Another gentleman, Bob, while healthy both physically and mentally, lives in the Aurora on France senior living center due to his wife’s Alzheimers.  Confined in one room with his wife who suffers from that debilitating disease, Bob has no one else to talk to.  With the wife in the room, it began getting more difficult to speak with Bob, as she can overhear, so Pat and Bob most frequently email and text.  Pat believes Bob knows that he is cared for in that he has someone else who can just listen to him. To be present with him

One evening at 8 pm, Pat received an email from Bob. Bob said, “I’m having a tough time. My wife wants to leave and I’m having difficulty holding her back. Please pray she can find some peace.”

Pat says, “Bob wasn’t asking me to fix his problem. He was asking for prayer.  At our church, we have a list of people needing prayer.  The next day, we mobilized our prayer team and they spread the word and we all prayed. I followed up with Bob shortly afterwards. He said his wife had calmed down. He was so grateful.” 
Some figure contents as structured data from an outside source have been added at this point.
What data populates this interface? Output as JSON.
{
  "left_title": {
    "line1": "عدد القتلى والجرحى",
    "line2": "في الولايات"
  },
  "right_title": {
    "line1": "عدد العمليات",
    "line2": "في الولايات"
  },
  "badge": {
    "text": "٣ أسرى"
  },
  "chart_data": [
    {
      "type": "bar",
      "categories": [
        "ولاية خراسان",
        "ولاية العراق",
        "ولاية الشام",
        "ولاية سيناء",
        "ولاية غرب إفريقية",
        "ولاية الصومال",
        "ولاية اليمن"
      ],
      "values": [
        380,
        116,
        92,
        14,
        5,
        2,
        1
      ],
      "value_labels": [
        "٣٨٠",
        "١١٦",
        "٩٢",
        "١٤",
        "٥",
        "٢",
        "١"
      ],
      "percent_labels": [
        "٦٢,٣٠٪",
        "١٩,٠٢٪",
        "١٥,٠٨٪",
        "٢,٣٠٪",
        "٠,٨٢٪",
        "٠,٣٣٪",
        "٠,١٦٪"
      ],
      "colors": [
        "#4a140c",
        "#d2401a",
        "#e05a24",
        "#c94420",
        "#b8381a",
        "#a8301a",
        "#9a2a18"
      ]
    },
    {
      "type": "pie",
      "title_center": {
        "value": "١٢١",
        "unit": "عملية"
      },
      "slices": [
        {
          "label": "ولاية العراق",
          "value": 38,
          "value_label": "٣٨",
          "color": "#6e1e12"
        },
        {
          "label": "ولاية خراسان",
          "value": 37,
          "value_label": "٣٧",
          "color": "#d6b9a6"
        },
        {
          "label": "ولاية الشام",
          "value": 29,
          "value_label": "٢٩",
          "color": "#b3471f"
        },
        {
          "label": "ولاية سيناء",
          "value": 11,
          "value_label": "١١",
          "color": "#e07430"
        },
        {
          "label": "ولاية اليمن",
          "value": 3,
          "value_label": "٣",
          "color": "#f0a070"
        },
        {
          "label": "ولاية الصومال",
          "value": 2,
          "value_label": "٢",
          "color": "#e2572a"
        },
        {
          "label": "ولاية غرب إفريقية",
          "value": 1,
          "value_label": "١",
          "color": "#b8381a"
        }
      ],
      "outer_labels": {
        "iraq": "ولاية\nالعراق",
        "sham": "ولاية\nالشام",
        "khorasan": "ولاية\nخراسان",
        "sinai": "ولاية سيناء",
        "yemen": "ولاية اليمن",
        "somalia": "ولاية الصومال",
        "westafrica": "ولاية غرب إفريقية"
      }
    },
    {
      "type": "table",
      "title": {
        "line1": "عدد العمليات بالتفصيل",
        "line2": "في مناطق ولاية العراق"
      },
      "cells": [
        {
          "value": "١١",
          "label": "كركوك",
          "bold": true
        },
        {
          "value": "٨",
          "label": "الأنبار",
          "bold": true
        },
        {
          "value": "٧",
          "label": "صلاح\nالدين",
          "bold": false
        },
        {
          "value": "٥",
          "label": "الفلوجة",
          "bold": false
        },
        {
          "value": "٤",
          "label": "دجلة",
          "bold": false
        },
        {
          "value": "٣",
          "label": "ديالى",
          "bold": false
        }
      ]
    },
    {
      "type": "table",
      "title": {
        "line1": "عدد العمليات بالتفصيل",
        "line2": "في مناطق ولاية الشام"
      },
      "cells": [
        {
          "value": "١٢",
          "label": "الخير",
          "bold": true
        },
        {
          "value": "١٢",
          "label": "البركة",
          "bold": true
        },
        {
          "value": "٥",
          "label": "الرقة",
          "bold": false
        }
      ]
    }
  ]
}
“God puts you in places for a reason. I’m making attempts to make myself available. I try to put myself in their shoes. To let others know that other people are thinking about them. They care about their situations. Someone does care. I’ve learned that being present and walking with people in their current situation, is better than having the right words to say, the right fix or taking them out of the pain,” Pat states.

Pat believes God knows where he should go next. Pat is staying present and being mindful for nudges. When he gets the nudge, he is ready to step into something.

As a man who lives on purpose, Pat Siebenaler has a deep faith and a desire to serve. He has a servant’s heart. Although too modest to acknowledge it, Pat is having a great impact on people, one person at a time, by being present, acting on the nudge and taking the first step.  That’s a recipe for making an impact, particularly during the COVID crisis, when so many need someone to be there, to just be present.